価値探究の道

投資や競馬の世界で儲けを追求するに世間で思われている価値と実際の価値のギャップを見つけること。そんな思いで書かれたブログです

戦争の終わらせ方を知らなかった日本

この夏は宮崎駿監督の「風立ちぬ」や百田直樹さんの「永遠の零」を読んだりしましたので、太平洋戦争中の日本の事を考えてみました。今の人が語ると、物力の違うアメリカに戦争を挑んだ無謀さや戦時中に起こった各地での悲劇により戦争は起こしてはいけないとの話になります。

中田も戦争自体はしてはいけないと思います。ただ昨年中国が挑発的な行動を行ってきたように、自分の国がいかに争いを望まなくても他国の姿勢や流れにより戦わざるえない状況になってしまうのも確かです。

太平洋戦争にしても、世界恐慌を端に発した西洋列強が採った「ブロック経済」や事実上の経済制裁である「ABCD包囲網」がなければ日本が戦争起こすだけの必要性を感じたかといいますと若干疑問が残ります。勿論歴史にIFという言葉はありませんのでなければという過程が意いのは確かではありますが・・・

太平洋戦争に日本が敗れた理由は色々考えられます。ただ、中田自身が思うのは太平洋戦争で日本があそこまで悲惨な敗北をしたのは、戦争を始める前に、ここまでやれば充分との勝利条件やここまでやられたら撤退との敗北条件を何も決めずに戦争に臨んだ事だと思います。

実際太平洋戦争開始直後は日本は各地で圧勝を続けていました。最初の成果だけを見ますと日本がアメリカと戦いを挑んだのが絶対的に間違いかというとそうは言えないと思います。もし仮に日本が戦争を始めた理由がよく言われているような「石油」の備蓄不足の問題であるなら、インドネシアの油田を制圧した時点で、最初の目標をクリアしたわけです。

ここでアメリカでなくイギリスやオランダに個別に和平交渉を持ち込み連合国の連携を阻害したり、そうはならなくても戦況が有利なうちに戦略物質である「石油」の備蓄を確保し、撤退するような戦略を取ればうまくいけば日本は戦争に勝てた、少なくとも惨敗は避けれたのかもしれません。

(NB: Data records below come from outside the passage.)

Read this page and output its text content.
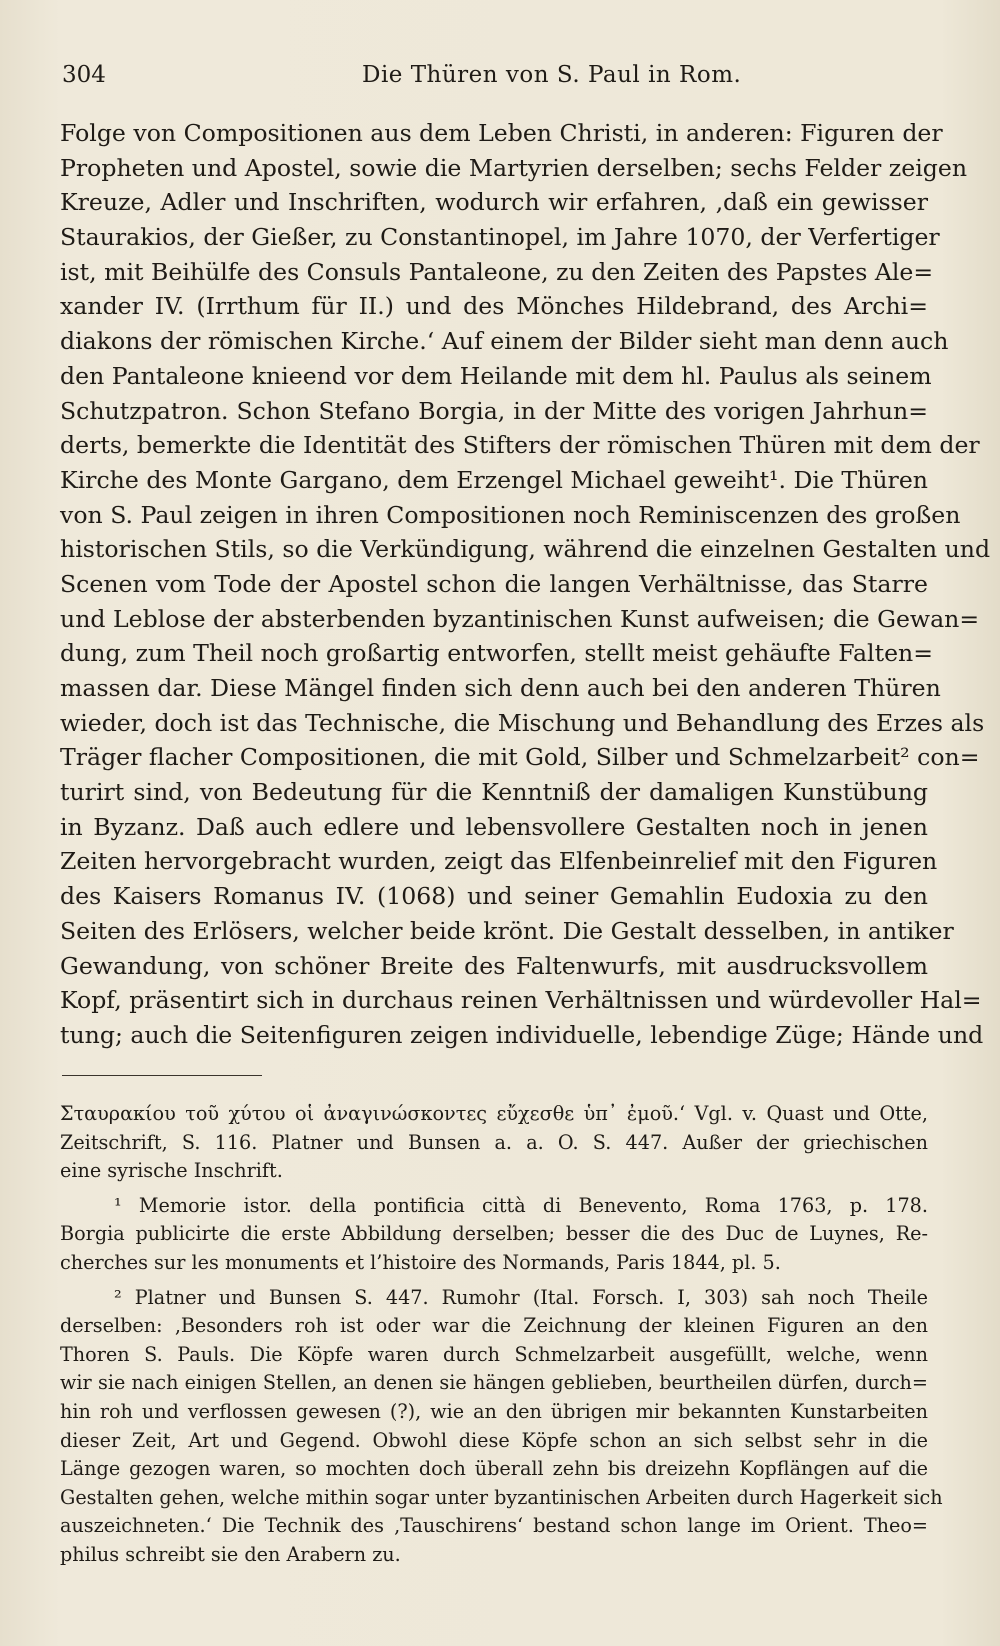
304	Die Thüren von S. Paul in Rom.
Folge von Compositionen aus dem Leben Christi, in anderen: Figuren der
Propheten und Apostel, sowie die Martyrien derselben; sechs Felder zeigen
Kreuze, Adler und Inschriften, wodurch wir erfahren, ‚daß ein gewisser
Staurakios, der Gießer, zu Constantinopel, im Jahre 1070, der Verfertiger
ist, mit Beihülfe des Consuls Pantaleone, zu den Zeiten des Papstes Ale=
xander IV. (Irrthum für II.) und des Mönches Hildebrand, des Archi=
diakons der römischen Kirche.‘ Auf einem der Bilder sieht man denn auch
den Pantaleone knieend vor dem Heilande mit dem hl. Paulus als seinem
Schutzpatron. Schon Stefano Borgia, in der Mitte des vorigen Jahrhun=
derts, bemerkte die Identität des Stifters der römischen Thüren mit dem der
Kirche des Monte Gargano, dem Erzengel Michael geweiht¹. Die Thüren
von S. Paul zeigen in ihren Compositionen noch Reminiscenzen des großen
historischen Stils, so die Verkündigung, während die einzelnen Gestalten und
Scenen vom Tode der Apostel schon die langen Verhältnisse, das Starre
und Leblose der absterbenden byzantinischen Kunst aufweisen; die Gewan=
dung, zum Theil noch großartig entworfen, stellt meist gehäufte Falten=
massen dar. Diese Mängel finden sich denn auch bei den anderen Thüren
wieder, doch ist das Technische, die Mischung und Behandlung des Erzes als
Träger flacher Compositionen, die mit Gold, Silber und Schmelzarbeit² con=
turirt sind, von Bedeutung für die Kenntniß der damaligen Kunstübung
in Byzanz. Daß auch edlere und lebensvollere Gestalten noch in jenen
Zeiten hervorgebracht wurden, zeigt das Elfenbeinrelief mit den Figuren
des Kaisers Romanus IV. (1068) und seiner Gemahlin Eudoxia zu den
Seiten des Erlösers, welcher beide krönt. Die Gestalt desselben, in antiker
Gewandung, von schöner Breite des Faltenwurfs, mit ausdrucksvollem
Kopf, präsentirt sich in durchaus reinen Verhältnissen und würdevoller Hal=
tung; auch die Seitenfiguren zeigen individuelle, lebendige Züge; Hände und
Σταυρακίου τοῦ χύτου οἱ ἀναγινώσκοντες εὔχεσθε ὑπ᾽ ἐμοῦ.‘ Vgl. v. Quast und Otte,
Zeitschrift, S. 116. Platner und Bunsen a. a. O. S. 447. Außer der griechischen
eine syrische Inschrift.
¹ Memorie istor. della pontificia città di Benevento, Roma 1763, p. 178.
Borgia publicirte die erste Abbildung derselben; besser die des Duc de Luynes, Re-
cherches sur les monuments et l’histoire des Normands, Paris 1844, pl. 5.
² Platner und Bunsen S. 447. Rumohr (Ital. Forsch. I, 303) sah noch Theile
derselben: ‚Besonders roh ist oder war die Zeichnung der kleinen Figuren an den
Thoren S. Pauls. Die Köpfe waren durch Schmelzarbeit ausgefüllt, welche, wenn
wir sie nach einigen Stellen, an denen sie hängen geblieben, beurtheilen dürfen, durch=
hin roh und verflossen gewesen (?), wie an den übrigen mir bekannten Kunstarbeiten
dieser Zeit, Art und Gegend. Obwohl diese Köpfe schon an sich selbst sehr in die
Länge gezogen waren, so mochten doch überall zehn bis dreizehn Kopflängen auf die
Gestalten gehen, welche mithin sogar unter byzantinischen Arbeiten durch Hagerkeit sich
auszeichneten.‘ Die Technik des ‚Tauschirens‘ bestand schon lange im Orient. Theo=
philus schreibt sie den Arabern zu.
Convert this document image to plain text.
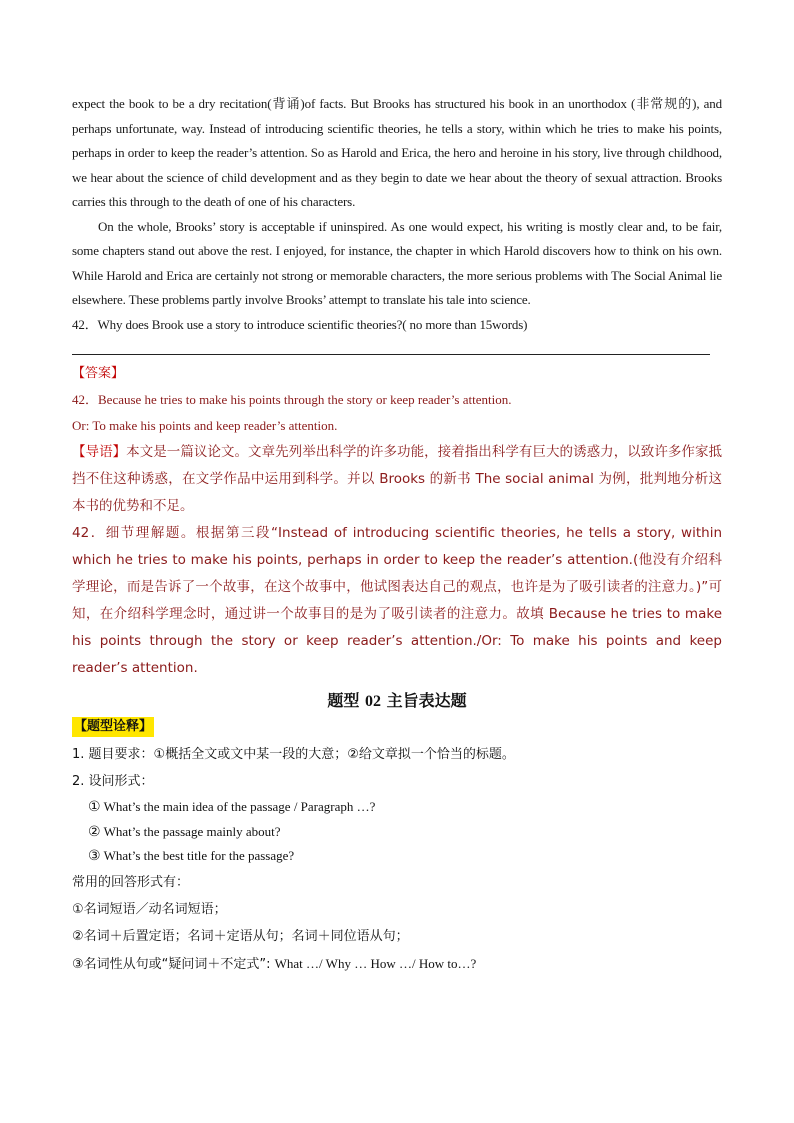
expect the book to be a dry recitation(背诵)of facts. But Brooks has structured his book in an unorthodox (非常规的), and perhaps unfortunate, way. Instead of introducing scientific theories, he tells a story, within which he tries to make his points, perhaps in order to keep the reader’s attention. So as Harold and Erica, the hero and heroine in his story, live through childhood, we hear about the science of child development and as they begin to date we hear about the theory of sexual attraction. Brooks carries this through to the death of one of his characters.

On the whole, Brooks’ story is acceptable if uninspired. As one would expect, his writing is mostly clear and, to be fair, some chapters stand out above the rest. I enjoyed, for instance, the chapter in which Harold discovers how to think on his own. While Harold and Erica are certainly not strong or memorable characters, the more serious problems with The Social Animal lie elsewhere. These problems partly involve Brooks’ attempt to translate his tale into science.

42．Why does Brook use a story to introduce scientific theories?( no more than 15words)

【答案】

42．Because he tries to make his points through the story or keep reader’s attention.

Or: To make his points and keep reader’s attention.

【导语】本文是一篇议论文。文章先列举出科学的许多功能，接着指出科学有巨大的诱惑力，以致许多作家抵挡不住这种诱惑，在文学作品中运用到科学。并以 Brooks 的新书 The social animal 为例，批判地分析这本书的优势和不足。

42．细节理解题。根据第三段“Instead of introducing scientific theories, he tells a story, within which he tries to make his points, perhaps in order to keep the reader’s attention.(他没有介绍科学理论，而是告诉了一个故事，在这个故事中，他试图表达自己的观点，也许是为了吸引读者的注意力。)”可知，在介绍科学理念时，通过讲一个故事目的是为了吸引读者的注意力。故填 Because he tries to make his points through the story or keep reader’s attention./Or: To make his points and keep reader’s attention.

题型 02 主旨表达题
【题型诠释】

1. 题目要求：①概括全文或文中某一段的大意；②给文章拟一个恰当的标题。

2. 设问形式：

① What’s the main idea of the passage / Paragraph …?

② What’s the passage mainly about?

③ What’s the best title for the passage?

常用的回答形式有：

①名词短语／动名词短语；

②名词＋后置定语；名词＋定语从句；名词＋同位语从句；

③名词性从句或“疑问词＋不定式”: What …/ Why … How …/ How to…?
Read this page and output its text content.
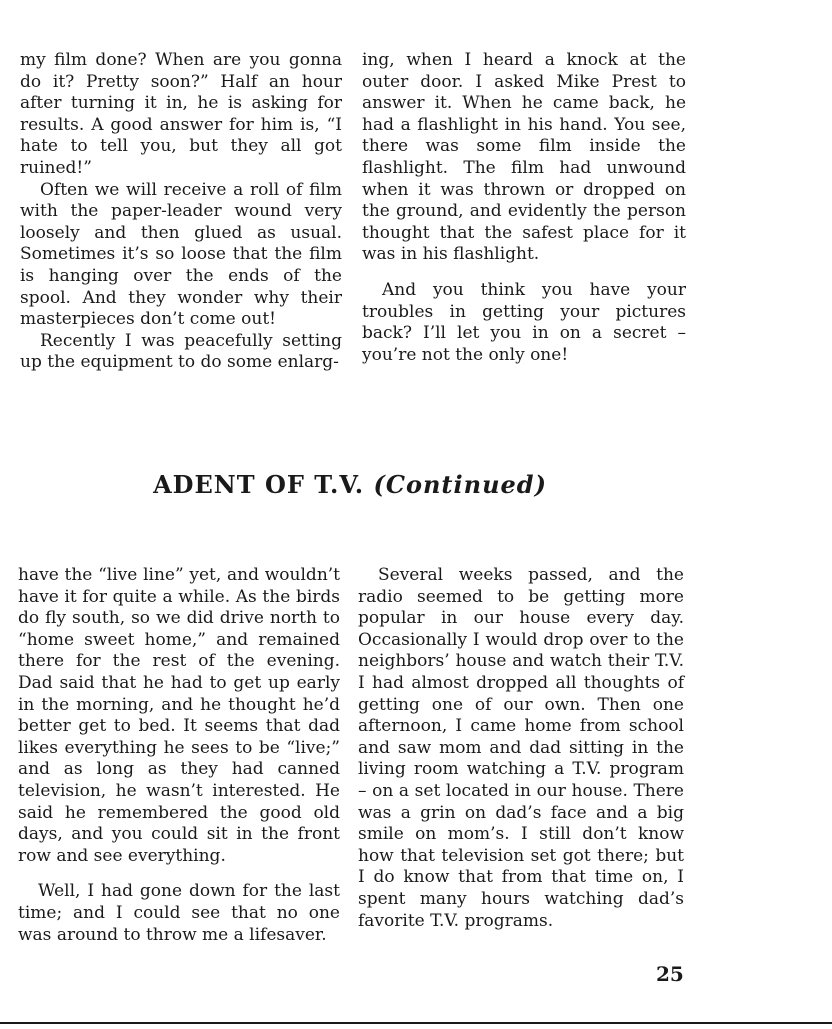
my film done? When are you gonna do it? Pretty soon?” Half an hour after turning it in, he is asking for results. A good answer for him is, “I hate to tell you, but they all got ruined!”

Often we will receive a roll of film with the paper-leader wound very loosely and then glued as usual. Sometimes it’s so loose that the film is hanging over the ends of the spool. And they wonder why their masterpieces don’t come out!

Recently I was peacefully setting up the equipment to do some enlarg-

ing, when I heard a knock at the outer door. I asked Mike Prest to answer it. When he came back, he had a flashlight in his hand. You see, there was some film inside the flashlight. The film had unwound when it was thrown or dropped on the ground, and evidently the person thought that the safest place for it was in his flashlight.

And you think you have your troubles in getting your pictures back? I’ll let you in on a secret – you’re not the only one!

ADENT OF T.V. (Continued)

have the “live line” yet, and wouldn’t have it for quite a while. As the birds do fly south, so we did drive north to “home sweet home,” and remained there for the rest of the evening. Dad said that he had to get up early in the morning, and he thought he’d better get to bed. It seems that dad likes everything he sees to be “live;” and as long as they had canned television, he wasn’t interested. He said he remembered the good old days, and you could sit in the front row and see everything.

Well, I had gone down for the last time; and I could see that no one was around to throw me a lifesaver.

Several weeks passed, and the radio seemed to be getting more popular in our house every day. Occasionally I would drop over to the neighbors’ house and watch their T.V. I had almost dropped all thoughts of getting one of our own. Then one afternoon, I came home from school and saw mom and dad sitting in the living room watching a T.V. program – on a set located in our house. There was a grin on dad’s face and a big smile on mom’s. I still don’t know how that television set got there; but I do know that from that time on, I spent many hours watching dad’s favorite T.V. programs.

25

それをいたずらに戦場を分散させ、戦力が分散した結果日本は各地で負けるようになります。撤退らしい撤退もせずに各地にバラバラに軍隊を残していた結果、太平洋戦争終了時にはシベリアにも中国にも東南アジアにも日本兵の方が存在した状況は撤退することすらちゃんと出来なかった日本の軍隊の悲劇を表しているように思えます。

日本軍のとった行動を企業戦略にたとえるとするなら、本来は何か戦略的目標(石油の確保等)があってその手段として「戦争」があるべきはずなのが、いつの間にか手段であるはずの「戦争をすること」が目標となってしまったことの悲劇ではないかと思います。その結果「戦争することで」一番の利益を得るはずの軍隊は解散に追い込まれ、いわば会社を倒産させてしまったことになったので何をしているのかやらです。

ただこの悲劇は、省の利益ばかりを追求する現在の官僚さんたちの状況を見ると笑いごとにも思えません。本来日本の国の国力を上げるという戦略があって、その手段として「予算」が与えられているはずですが、今の官僚さんは「予算」の確保に血祭を挙げている状況で、太平洋戦争の軍隊と同じく手段が目的と課していると言いますのは、中田が厳しすぎるでしょうか。今の官僚組織が過去の日本軍と同じ経路をたどらないことを祈りつつも、期待薄かなと中田は考えています。